Putting cash into the system used to be a no-brainer. Now so many laws had been laid out that friends had been trapped from Baton Rouge to Jackson, Mississippi, and even Mr. Lander of the New Orleans construction family had been caught up in this new age of righteous morality. Right now it was Democrats being entrapped, but that was only because their party had enjoyed decades of unbridled congressional power. Give the Republicans a few more years and their rendezvous with the ethics Grim Reaper would soon take place. Just watch and see. And yet the Gingrich Republicans had the audacity to make morality their political weapon to retake the White House. Rue the day, they will. Tanya was sure of that with all her heart.
Lately she had started using Phil’s bank accounts. What a puzzling man. He had more bank accounts than money. But that served an awfully useful purpose. She could deposit the funds into one account, pay them out into another, skim a little off the top for herself, invoice yet again and skim some for the slush funds necessary for the current campaign or Tommy’s walk around money for that Bobbie Doll dyed-blonde mistress who spent her days reading gossip magazines and watching television. It was not impossible to stash the cash, just required a whole bunch of accounts. That’s all Phil was good for. And sex.
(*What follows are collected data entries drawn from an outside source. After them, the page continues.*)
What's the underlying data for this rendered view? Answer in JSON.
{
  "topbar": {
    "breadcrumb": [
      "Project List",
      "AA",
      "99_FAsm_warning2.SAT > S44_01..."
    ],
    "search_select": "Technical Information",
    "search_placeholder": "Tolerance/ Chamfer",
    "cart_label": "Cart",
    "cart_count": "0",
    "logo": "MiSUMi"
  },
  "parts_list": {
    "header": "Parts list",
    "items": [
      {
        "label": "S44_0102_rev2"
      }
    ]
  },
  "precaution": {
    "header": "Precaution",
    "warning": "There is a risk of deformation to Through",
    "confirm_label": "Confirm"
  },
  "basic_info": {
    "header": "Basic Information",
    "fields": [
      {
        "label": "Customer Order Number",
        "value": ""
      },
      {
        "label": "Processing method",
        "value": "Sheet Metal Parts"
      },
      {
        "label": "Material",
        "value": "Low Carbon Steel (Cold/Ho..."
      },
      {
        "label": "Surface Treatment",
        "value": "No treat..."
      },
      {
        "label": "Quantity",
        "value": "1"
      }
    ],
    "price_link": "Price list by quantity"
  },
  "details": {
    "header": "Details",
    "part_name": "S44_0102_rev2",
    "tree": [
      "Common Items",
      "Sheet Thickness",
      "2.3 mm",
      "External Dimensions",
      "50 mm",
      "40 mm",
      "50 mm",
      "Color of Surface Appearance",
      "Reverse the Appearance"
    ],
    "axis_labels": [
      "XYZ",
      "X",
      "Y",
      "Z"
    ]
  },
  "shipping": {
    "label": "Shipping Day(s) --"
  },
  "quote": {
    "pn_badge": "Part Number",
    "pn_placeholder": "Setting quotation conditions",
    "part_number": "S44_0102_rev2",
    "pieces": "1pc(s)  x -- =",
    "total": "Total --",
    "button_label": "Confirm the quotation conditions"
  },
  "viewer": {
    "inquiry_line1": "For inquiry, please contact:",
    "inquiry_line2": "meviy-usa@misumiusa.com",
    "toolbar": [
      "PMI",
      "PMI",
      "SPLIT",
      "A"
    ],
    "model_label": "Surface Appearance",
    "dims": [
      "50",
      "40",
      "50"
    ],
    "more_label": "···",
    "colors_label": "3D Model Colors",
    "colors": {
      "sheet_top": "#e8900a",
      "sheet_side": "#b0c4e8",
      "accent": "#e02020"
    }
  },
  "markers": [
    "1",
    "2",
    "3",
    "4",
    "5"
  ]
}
Phil. It was the phone call with Phil that was making her edgy for a smoke. She needed him. Tonight was the surprise birthday party for Tommy. It wouldn’t do for her to be there alone. The congressmen would be paired with their wives, and it was the perfect showcase to introduce her future husband. Why did men always throw a wrench into her plans? Phil had promised to drive out to Annapolis soon to look at buying a place, what if he cried about being too tired?